Albert Hofmann, the Swiss inventor who discovered the hallucinogenic
drug lysergic acid diethylamide-25 (LSD), died of a heart attack at his home in
Basel at the
age of 102.
For decades after LSD was banned in the late 1960s, Hofmann defended his
invention. “I produced the substance as a medicine. ... It's not my fault if
people abused it,” he once said, according to the Associated Press.
The chemist first produced LSD in 1938 while researching the medicinal uses
of a fungus found on wheat and other grains at the Sandoz pharmaceuticals firm
in Basel. It
appears he accidentally ingested some of the drug and declared later “Everything
I saw was distorted as in a warped mirror,” BBC News reports.

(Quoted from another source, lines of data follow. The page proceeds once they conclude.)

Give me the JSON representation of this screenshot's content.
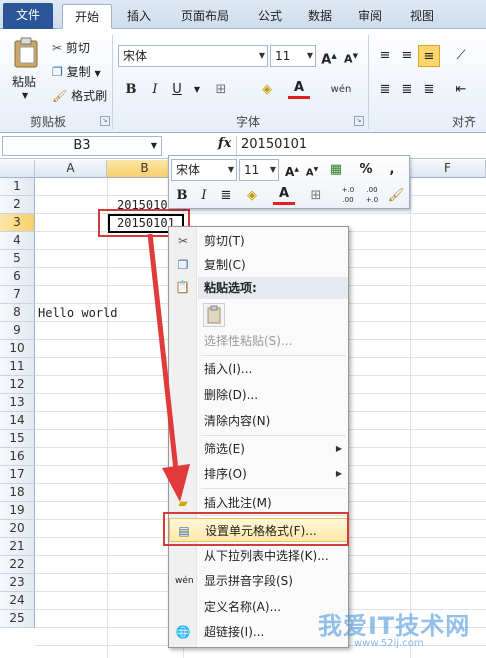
{
  "tabs": [
    {
      "label": "文件"
    },
    {
      "label": "开始"
    },
    {
      "label": "插入"
    },
    {
      "label": "页面布局"
    },
    {
      "label": "公式"
    },
    {
      "label": "数据"
    },
    {
      "label": "审阅"
    },
    {
      "label": "视图"
    }
  ],
  "clipboard": {
    "paste": "粘贴",
    "cut": "剪切",
    "copy": "复制",
    "format_painter": "格式刷",
    "group": "剪贴板"
  },
  "font": {
    "name": "宋体",
    "size": "11",
    "group": "字体",
    "bold": "B",
    "italic": "I",
    "underline": "U",
    "color_a": "A",
    "phonetic": "wén"
  },
  "align": {
    "group": "对齐方"
  },
  "formula_bar": {
    "name_box": "B3",
    "fx": "fx",
    "value": "20150101"
  },
  "columns": [
    "A",
    "B",
    "F"
  ],
  "rows": [
    "1",
    "2",
    "3",
    "4",
    "5",
    "6",
    "7",
    "8",
    "9",
    "10",
    "11",
    "12",
    "13",
    "14",
    "15",
    "16",
    "17",
    "18",
    "19",
    "20",
    "21",
    "22",
    "23",
    "24",
    "25"
  ],
  "cells": {
    "b2": "2015010",
    "b3": "20150101",
    "a8": "Hello world"
  },
  "mini_toolbar": {
    "font": "宋体",
    "size": "11",
    "percent": "%",
    "comma": ",",
    "bold": "B",
    "italic": "I",
    "dec_inc": "+.0 .00",
    "dec_dec": ".00 +.0"
  },
  "menu": {
    "cut": "剪切(T)",
    "copy": "复制(C)",
    "paste_options": "粘贴选项:",
    "paste_special": "选择性粘贴(S)...",
    "insert": "插入(I)...",
    "delete": "删除(D)...",
    "clear": "清除内容(N)",
    "filter": "筛选(E)",
    "sort": "排序(O)",
    "comment": "插入批注(M)",
    "format_cells": "设置单元格格式(F)...",
    "pick_list": "从下拉列表中选择(K)...",
    "phonetic": "显示拼音字段(S)",
    "define_name": "定义名称(A)...",
    "hyperlink": "超链接(I)..."
  },
  "watermark": {
    "text": "我爱IT技术网",
    "url": "www.52ij.com"
  },
  "colors": {
    "accent": "#2a5699",
    "highlight": "#ffe9a6",
    "annotation": "#d43a3a"
  }
}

“What I was thinking appeared in colors and in pictures… It lasted for a
couple of hours and then it disappeared,” the chemist old Swiss television
network SF DRS for a program marking his 100th birthday two years ago.
Hoffmann and his scientific colleagues thought LSD could be used in order to
treat mental illness like schizophrenia. However, LSD was popularized by
Harvard professor Timothy Leary who suggested that people “turn on, tune in,
drop out,” and became a popular street drug in the 1960s.
Albert Hofmann agreed that LSD was dangerous if in the wrong hands. This was
reflected by the title of his 1979 book: “LSD - my problem child.” The chemist retired
from Sandoz in 1971 and he devoted his time to travel, writing and lectures.